An diesen Eigenschaften erkennt man, dass man kein Narzisst ist. Man kann:

- sich für andere Menschen freuen
- Hilfe annehmen
- gut zuhören
- eigene Fehler eingestehen
- Verantwortung abgeben

Wann ist der Narzisst am Ende? Gebrochener Narzisst

Der Zusammenbruch eines Narzissten folgt, wenn der Narzisst seine Krankheit nicht einsieht und eine Therapie verweigert.

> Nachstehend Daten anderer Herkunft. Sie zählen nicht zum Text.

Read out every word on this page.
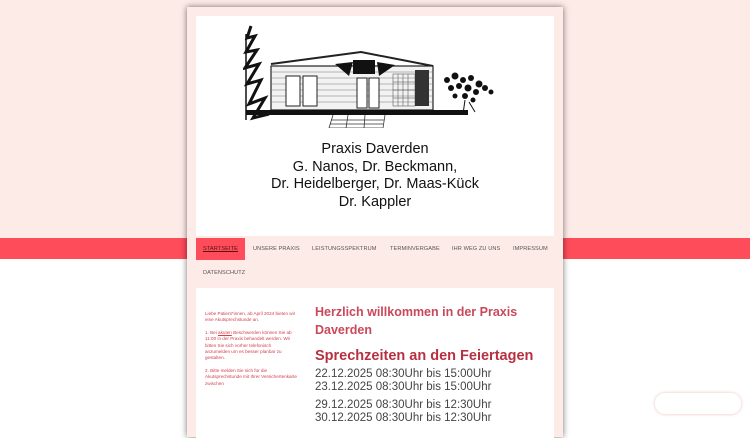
Praxis Daverden
G. Nanos, Dr. Beckmann,
Dr. Heidelberger, Dr. Maas-Kück
Dr. Kappler
STARTSEITE	UNSERE PRAXIS	LEISTUNGSSPEKTRUM	TERMINVERGABE	IHR WEG ZU UNS	IMPRESSUM
DATENSCHUTZ

Liebe Patient*innen, ab April 2024 bieten wir eine Akutsprechstunde an.

1. Bei akuten Beschwerden können Sie ab 11:00 in der Praxis behandelt werden. Wir bitten Sie sich vorher telefonisch anzumelden um es besser planbar zu gestalten.

2. Bitte melden Sie sich für die Akutsprechstunde mit Ihrer Versichertenkarte zwischen

Herzlich willkommen in der Praxis Daverden
Sprechzeiten an den Feiertagen
22.12.2025 08:30Uhr bis 15:00Uhr
23.12.2025 08:30Uhr bis 15:00Uhr
29.12.2025 08:30Uhr bis 12:30Uhr
30.12.2025 08:30Uhr bis 12:30Uhr
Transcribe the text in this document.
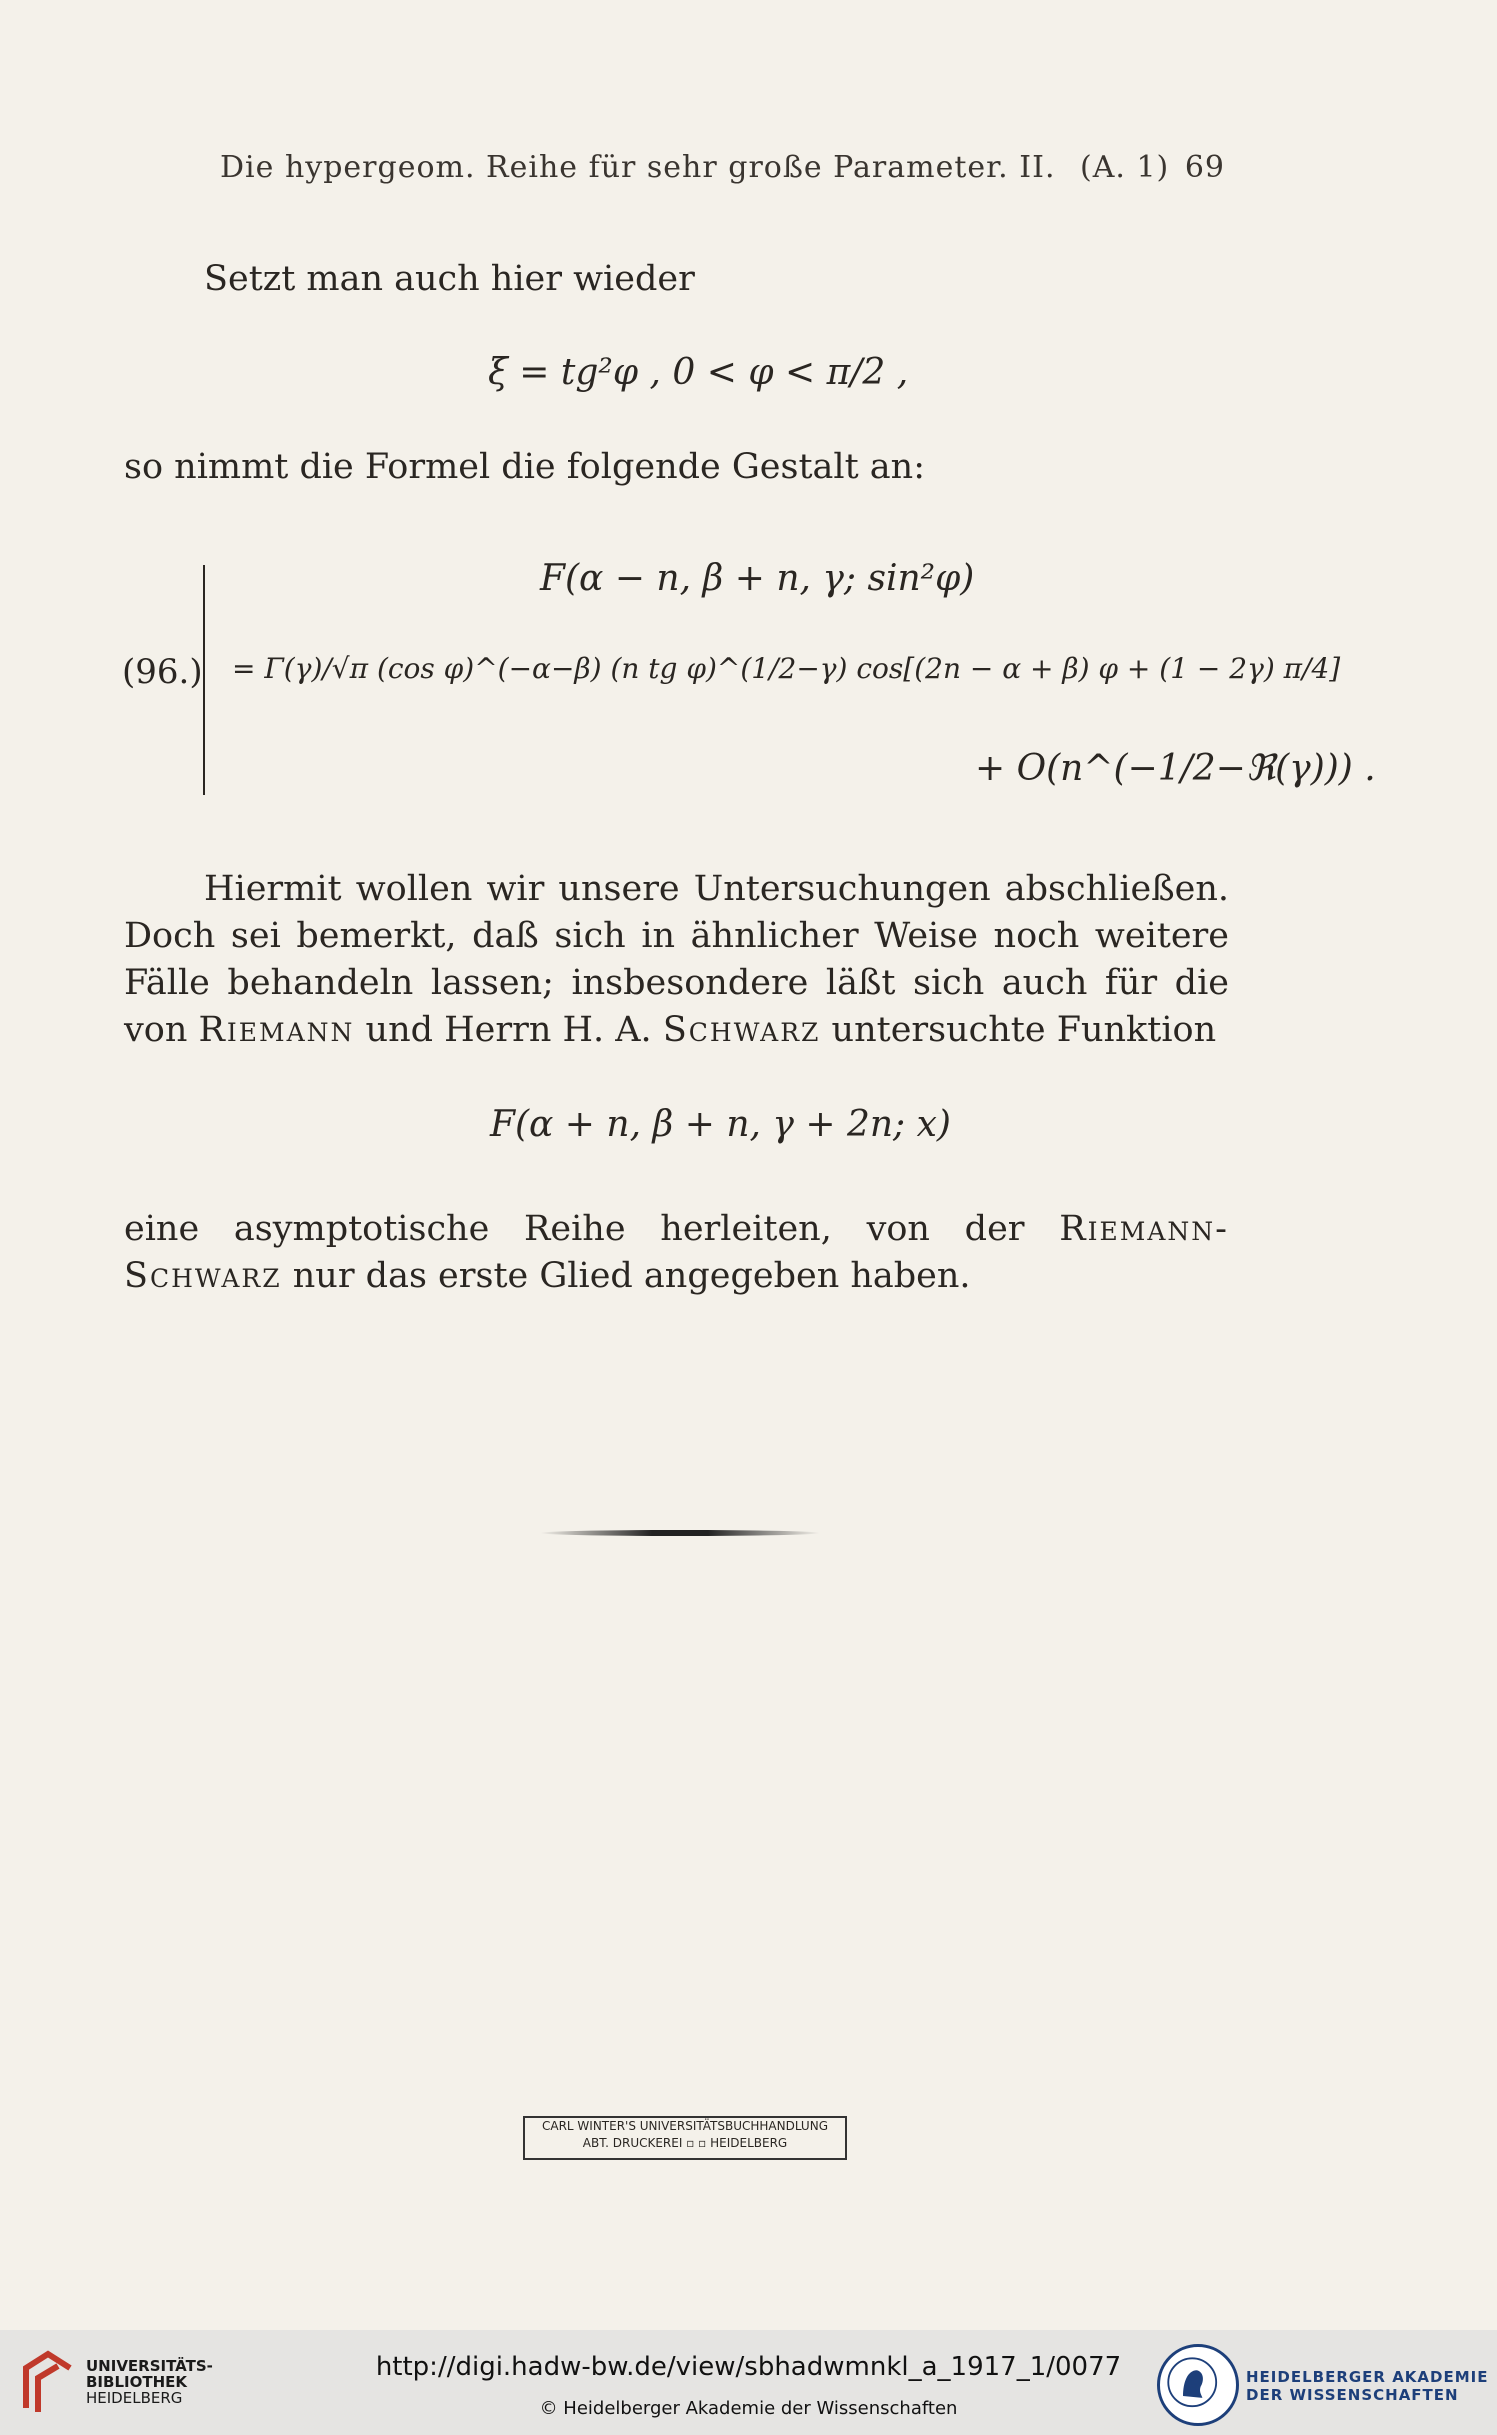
Die hypergeom. Reihe für sehr große Parameter. II. (A. 1) 69

Setzt man auch hier wieder

ξ = tg²φ , 0 < φ < π/2 ,

so nimmt die Formel die folgende Gestalt an:

(96.)
F(α − n, β + n, γ; sin²φ)
= Γ(γ)/√π (cos φ)^(−α−β) (n tg φ)^(1/2−γ) cos[(2n − α + β) φ + (1 − 2γ) π/4]
+ O(n^(−1/2−ℜ(γ))) .

Hiermit wollen wir unsere Untersuchungen abschließen. Doch sei bemerkt, daß sich in ähnlicher Weise noch weitere Fälle behandeln lassen; insbesondere läßt sich auch für die von Riemann und Herrn H. A. Schwarz untersuchte Funktion

F(α + n, β + n, γ + 2n; x)

eine asymptotische Reihe herleiten, von der Riemann-Schwarz nur das erste Glied angegeben haben.

CARL WINTER'S UNIVERSITÄTSBUCHHANDLUNG
ABT. DRUCKEREI ▫ ▫ HEIDELBERG
UNIVERSITÄTS-
BIBLIOTHEK
HEIDELBERG
http://digi.hadw-bw.de/view/sbhadwmnkl_a_1917_1/0077
© Heidelberger Akademie der Wissenschaften
HEIDELBERGER AKADEMIE
DER WISSENSCHAFTEN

Ein Narzisst ist am Ende, wenn er allein dasteht. Mit seinem egoistischen Verhalten, seiner fehlenden Empathie und der mangelnden Wertschätzung vergraulen Menschen mit Narzissmus häufig andere in ihrer Umgebung. Das Verhalten kann toxisch und respektlos sein. Ein Narzisst bricht dann zusammen, wenn beruflich und sozial alles schief läuft und sich die Menschen mit der Zeit von ihm distanzieren. Wenn der Narzisst keine Therapie macht und sich vollständig isoliert, verbaut er sich die Chance auf ein glückliches Leben und gesunde Beziehungen.

Ohne eine Therapie ist es für Narzissten kaum möglich, ein normales Leben zu führen. In der Therapie lernt der Betroffene, wie er sich selbst akzeptieren und wertschätzen kann, ohne anderen Menschen zu schaden oder Bestätigung zu suchen. Der Therapeut zeigt dem Betroffenen, wie er sein Selbstwertgefühl steigern und sich wahrhaftig akzeptieren kann.